The materials help students persevere through solving problems by guiding them to break down complex area calculations into smaller, manageable steps. For example, in Unit 7: Lesson 3, the Guided Activity prompts students to decompose quadrilaterals into triangles and rectangles, redraw each part, label base and height, calculate each area, and sum the results to find the total. The Collaborative Activity extends this process by having students work with partners to decompose parallelograms and quadrilaterals, analyze how the parts relate to the whole, and solve real-world applications, such as determining if a store has enough tile to cover its floor. These tasks encourage students to test multiple strategies, verify units, and justify their solutions while working through multistep problems. The materials help students think mathematically by prompting them to analyze quantities and their opposites in meaningful contexts. For example, in Unit 4: Lesson 7, the Guided Activity and Collaborative Activity ask students to use horizontal and vertical number lines to plot rational numbers from scenarios, such as sea level measurements, temperatures, and financial transactions. Students determine each value's opposite, describe what zero represents in the context, and explain their reasoning. These tasks build conceptual understanding beyond procedural skills by having students interpret values, such as $27.68 in credit versus its opposite or comparing two pet stores located seven blocks west and east of a bookstore. The materials help students make sense of mathematics by connecting ratios and rates to real-world scenarios and guiding them to reason about their meaning.
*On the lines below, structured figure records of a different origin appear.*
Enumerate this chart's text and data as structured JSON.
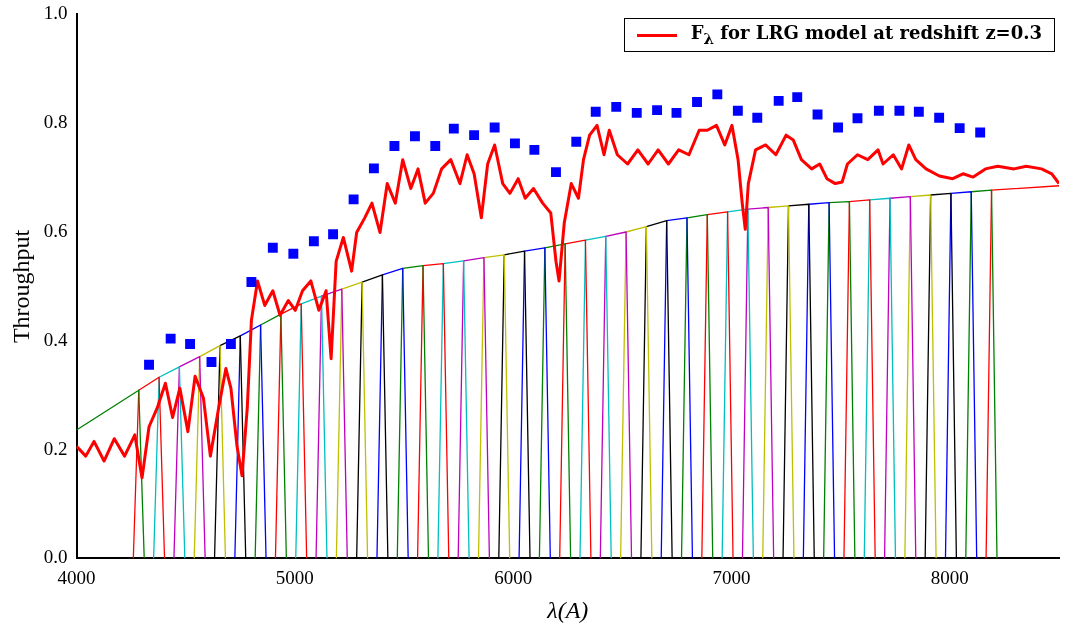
{
  "chart_data": {
    "type": "line",
    "xlabel": "λ(A)",
    "ylabel": "Throughput",
    "legend": "top right",
    "xlim": [
      4000,
      8500
    ],
    "ylim": [
      0,
      1
    ],
    "xticks": [
      4000,
      5000,
      6000,
      7000,
      8000
    ],
    "yticks": [
      {
        "value": 0,
        "label": "0.0"
      },
      {
        "value": 0.2,
        "label": "0.2"
      },
      {
        "value": 0.4,
        "label": "0.4"
      },
      {
        "value": 0.6,
        "label": "0.6"
      },
      {
        "value": 0.8,
        "label": "0.8"
      },
      {
        "value": 1,
        "label": "1.0"
      }
    ],
    "series": [
      {
        "type": "scatter",
        "marker": "square",
        "color": "#0000ff",
        "x": [
          4332,
          4431,
          4520,
          4618,
          4707,
          4801,
          4899,
          4993,
          5087,
          5175,
          5269,
          5362,
          5456,
          5550,
          5643,
          5728,
          5821,
          5915,
          6008,
          6097,
          6196,
          6289,
          6378,
          6472,
          6566,
          6659,
          6748,
          6842,
          6935,
          7029,
          7118,
          7216,
          7301,
          7394,
          7488,
          7577,
          7675,
          7769,
          7858,
          7951,
          8045,
          8139
        ],
        "values": [
          0.356,
          0.404,
          0.394,
          0.361,
          0.394,
          0.508,
          0.571,
          0.56,
          0.583,
          0.596,
          0.66,
          0.717,
          0.758,
          0.776,
          0.758,
          0.79,
          0.778,
          0.792,
          0.763,
          0.751,
          0.71,
          0.766,
          0.821,
          0.83,
          0.819,
          0.824,
          0.819,
          0.839,
          0.853,
          0.823,
          0.81,
          0.841,
          0.848,
          0.816,
          0.792,
          0.809,
          0.823,
          0.823,
          0.821,
          0.81,
          0.791,
          0.783
        ]
      },
      {
        "name": "F$_{λ}$ for LRG model at redshift z=0.3",
        "color": "#ff0000",
        "x": [
          4000,
          4042,
          4080,
          4126,
          4173,
          4220,
          4267,
          4300,
          4332,
          4370,
          4407,
          4440,
          4473,
          4510,
          4543,
          4581,
          4613,
          4651,
          4684,
          4707,
          4735,
          4758,
          4782,
          4801,
          4829,
          4862,
          4899,
          4932,
          4970,
          5002,
          5035,
          5073,
          5110,
          5143,
          5166,
          5189,
          5222,
          5260,
          5283,
          5320,
          5353,
          5390,
          5423,
          5460,
          5494,
          5531,
          5564,
          5597,
          5634,
          5672,
          5714,
          5756,
          5789,
          5821,
          5854,
          5883,
          5915,
          5952,
          5985,
          6023,
          6055,
          6093,
          6135,
          6172,
          6196,
          6210,
          6234,
          6266,
          6299,
          6322,
          6350,
          6384,
          6416,
          6440,
          6477,
          6524,
          6571,
          6618,
          6664,
          6711,
          6758,
          6805,
          6852,
          6889,
          6931,
          6969,
          7002,
          7030,
          7049,
          7063,
          7077,
          7110,
          7156,
          7203,
          7250,
          7283,
          7320,
          7367,
          7404,
          7437,
          7475,
          7507,
          7531,
          7577,
          7624,
          7671,
          7694,
          7741,
          7779,
          7812,
          7844,
          7891,
          7952,
          8013,
          8060,
          8107,
          8163,
          8219,
          8294,
          8350,
          8420,
          8467,
          8500
        ],
        "values": [
          0.206,
          0.188,
          0.215,
          0.179,
          0.22,
          0.188,
          0.227,
          0.148,
          0.242,
          0.277,
          0.322,
          0.259,
          0.313,
          0.233,
          0.335,
          0.295,
          0.188,
          0.277,
          0.349,
          0.313,
          0.206,
          0.152,
          0.277,
          0.438,
          0.51,
          0.465,
          0.492,
          0.447,
          0.474,
          0.456,
          0.492,
          0.51,
          0.456,
          0.492,
          0.367,
          0.546,
          0.59,
          0.528,
          0.599,
          0.626,
          0.653,
          0.599,
          0.689,
          0.653,
          0.733,
          0.68,
          0.716,
          0.653,
          0.671,
          0.716,
          0.733,
          0.689,
          0.742,
          0.707,
          0.626,
          0.725,
          0.76,
          0.689,
          0.671,
          0.698,
          0.662,
          0.68,
          0.653,
          0.635,
          0.546,
          0.51,
          0.617,
          0.689,
          0.662,
          0.733,
          0.778,
          0.796,
          0.742,
          0.787,
          0.742,
          0.725,
          0.751,
          0.725,
          0.751,
          0.725,
          0.751,
          0.742,
          0.787,
          0.787,
          0.796,
          0.76,
          0.796,
          0.733,
          0.653,
          0.605,
          0.689,
          0.751,
          0.76,
          0.742,
          0.778,
          0.769,
          0.733,
          0.716,
          0.725,
          0.698,
          0.689,
          0.692,
          0.725,
          0.742,
          0.733,
          0.751,
          0.725,
          0.742,
          0.716,
          0.76,
          0.733,
          0.716,
          0.703,
          0.698,
          0.707,
          0.701,
          0.716,
          0.721,
          0.716,
          0.721,
          0.716,
          0.707,
          0.689
        ]
      },
      {
        "color": "#008000",
        "x": [
          4000,
          4285,
          4310
        ],
        "values": [
          0.236,
          0.309,
          0
        ]
      },
      {
        "color": "#ff0000",
        "x": [
          4260,
          4285,
          4378,
          4403
        ],
        "values": [
          0,
          0.309,
          0.333,
          0
        ]
      },
      {
        "color": "#00bfbf",
        "x": [
          4353,
          4378,
          4471,
          4496
        ],
        "values": [
          0,
          0.333,
          0.352,
          0
        ]
      },
      {
        "color": "#bf00bf",
        "x": [
          4446,
          4471,
          4564,
          4589
        ],
        "values": [
          0,
          0.352,
          0.371,
          0
        ]
      },
      {
        "color": "#bfbf00",
        "x": [
          4539,
          4564,
          4657,
          4682
        ],
        "values": [
          0,
          0.371,
          0.391,
          0
        ]
      },
      {
        "color": "#000000",
        "x": [
          4632,
          4657,
          4750,
          4775
        ],
        "values": [
          0,
          0.391,
          0.409,
          0
        ]
      },
      {
        "color": "#0000ff",
        "x": [
          4725,
          4750,
          4843,
          4868
        ],
        "values": [
          0,
          0.409,
          0.429,
          0
        ]
      },
      {
        "color": "#008000",
        "x": [
          4818,
          4843,
          4936,
          4961
        ],
        "values": [
          0,
          0.429,
          0.449,
          0
        ]
      },
      {
        "color": "#ff0000",
        "x": [
          4911,
          4936,
          5029,
          5054
        ],
        "values": [
          0,
          0.449,
          0.468,
          0
        ]
      },
      {
        "color": "#00bfbf",
        "x": [
          5004,
          5029,
          5122,
          5147
        ],
        "values": [
          0,
          0.468,
          0.482,
          0
        ]
      },
      {
        "color": "#bf00bf",
        "x": [
          5097,
          5122,
          5215,
          5240
        ],
        "values": [
          0,
          0.482,
          0.495,
          0
        ]
      },
      {
        "color": "#bfbf00",
        "x": [
          5190,
          5215,
          5308,
          5333
        ],
        "values": [
          0,
          0.495,
          0.508,
          0
        ]
      },
      {
        "color": "#000000",
        "x": [
          5283,
          5308,
          5401,
          5426
        ],
        "values": [
          0,
          0.508,
          0.521,
          0
        ]
      },
      {
        "color": "#0000ff",
        "x": [
          5376,
          5401,
          5494,
          5519
        ],
        "values": [
          0,
          0.521,
          0.533,
          0
        ]
      },
      {
        "color": "#008000",
        "x": [
          5469,
          5494,
          5587,
          5612
        ],
        "values": [
          0,
          0.533,
          0.538,
          0
        ]
      },
      {
        "color": "#ff0000",
        "x": [
          5562,
          5587,
          5680,
          5705
        ],
        "values": [
          0,
          0.538,
          0.542,
          0
        ]
      },
      {
        "color": "#00bfbf",
        "x": [
          5655,
          5680,
          5773,
          5798
        ],
        "values": [
          0,
          0.542,
          0.547,
          0
        ]
      },
      {
        "color": "#bf00bf",
        "x": [
          5748,
          5773,
          5866,
          5891
        ],
        "values": [
          0,
          0.547,
          0.553,
          0
        ]
      },
      {
        "color": "#bfbf00",
        "x": [
          5841,
          5866,
          5959,
          5984
        ],
        "values": [
          0,
          0.553,
          0.558,
          0
        ]
      },
      {
        "color": "#000000",
        "x": [
          5934,
          5959,
          6052,
          6077
        ],
        "values": [
          0,
          0.558,
          0.565,
          0
        ]
      },
      {
        "color": "#0000ff",
        "x": [
          6027,
          6052,
          6145,
          6170
        ],
        "values": [
          0,
          0.565,
          0.571,
          0
        ]
      },
      {
        "color": "#008000",
        "x": [
          6120,
          6145,
          6238,
          6263
        ],
        "values": [
          0,
          0.571,
          0.578,
          0
        ]
      },
      {
        "color": "#ff0000",
        "x": [
          6213,
          6238,
          6331,
          6356
        ],
        "values": [
          0,
          0.578,
          0.585,
          0
        ]
      },
      {
        "color": "#00bfbf",
        "x": [
          6306,
          6331,
          6424,
          6449
        ],
        "values": [
          0,
          0.585,
          0.592,
          0
        ]
      },
      {
        "color": "#bf00bf",
        "x": [
          6399,
          6424,
          6517,
          6542
        ],
        "values": [
          0,
          0.592,
          0.6,
          0
        ]
      },
      {
        "color": "#bfbf00",
        "x": [
          6492,
          6517,
          6610,
          6635
        ],
        "values": [
          0,
          0.6,
          0.61,
          0
        ]
      },
      {
        "color": "#000000",
        "x": [
          6585,
          6610,
          6703,
          6728
        ],
        "values": [
          0,
          0.61,
          0.621,
          0
        ]
      },
      {
        "color": "#0000ff",
        "x": [
          6678,
          6703,
          6796,
          6821
        ],
        "values": [
          0,
          0.621,
          0.626,
          0
        ]
      },
      {
        "color": "#008000",
        "x": [
          6771,
          6796,
          6889,
          6914
        ],
        "values": [
          0,
          0.626,
          0.632,
          0
        ]
      },
      {
        "color": "#ff0000",
        "x": [
          6864,
          6889,
          6982,
          7007
        ],
        "values": [
          0,
          0.632,
          0.637,
          0
        ]
      },
      {
        "color": "#00bfbf",
        "x": [
          6957,
          6982,
          7075,
          7100
        ],
        "values": [
          0,
          0.637,
          0.642,
          0
        ]
      },
      {
        "color": "#bf00bf",
        "x": [
          7050,
          7075,
          7168,
          7193
        ],
        "values": [
          0,
          0.642,
          0.645,
          0
        ]
      },
      {
        "color": "#bfbf00",
        "x": [
          7143,
          7168,
          7261,
          7286
        ],
        "values": [
          0,
          0.645,
          0.648,
          0
        ]
      },
      {
        "color": "#000000",
        "x": [
          7236,
          7261,
          7354,
          7379
        ],
        "values": [
          0,
          0.648,
          0.651,
          0
        ]
      },
      {
        "color": "#0000ff",
        "x": [
          7329,
          7354,
          7447,
          7472
        ],
        "values": [
          0,
          0.651,
          0.654,
          0
        ]
      },
      {
        "color": "#008000",
        "x": [
          7422,
          7447,
          7540,
          7565
        ],
        "values": [
          0,
          0.654,
          0.656,
          0
        ]
      },
      {
        "color": "#ff0000",
        "x": [
          7515,
          7540,
          7633,
          7658
        ],
        "values": [
          0,
          0.656,
          0.659,
          0
        ]
      },
      {
        "color": "#00bfbf",
        "x": [
          7608,
          7633,
          7726,
          7751
        ],
        "values": [
          0,
          0.659,
          0.662,
          0
        ]
      },
      {
        "color": "#bf00bf",
        "x": [
          7701,
          7726,
          7819,
          7844
        ],
        "values": [
          0,
          0.662,
          0.665,
          0
        ]
      },
      {
        "color": "#bfbf00",
        "x": [
          7794,
          7819,
          7912,
          7937
        ],
        "values": [
          0,
          0.665,
          0.668,
          0
        ]
      },
      {
        "color": "#000000",
        "x": [
          7887,
          7912,
          8005,
          8030
        ],
        "values": [
          0,
          0.668,
          0.671,
          0
        ]
      },
      {
        "color": "#0000ff",
        "x": [
          7980,
          8005,
          8098,
          8123
        ],
        "values": [
          0,
          0.671,
          0.674,
          0
        ]
      },
      {
        "color": "#008000",
        "x": [
          8073,
          8098,
          8191,
          8216
        ],
        "values": [
          0,
          0.674,
          0.677,
          0
        ]
      },
      {
        "color": "#ff0000",
        "x": [
          8166,
          8191,
          8500
        ],
        "values": [
          0,
          0.677,
          0.685
        ]
      }
    ]
  }
}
For example, in Unit 6: Lesson 3, the Guided Activity and Collaborative Activity prompt students to write ratios, draw tape diagrams, and convert rates to unit rates while analyzing contexts, such as recipes, farmland distribution, and nutrition labels. Students interpret rates like "miles per hour" or "acres per farm" and discuss using unit rates to predict outcomes, such as estimating Tyler's running distance in one hour. These activities require students to interpret, explain, and justify their reasoning, deepening their conceptual understanding of ratios and rates.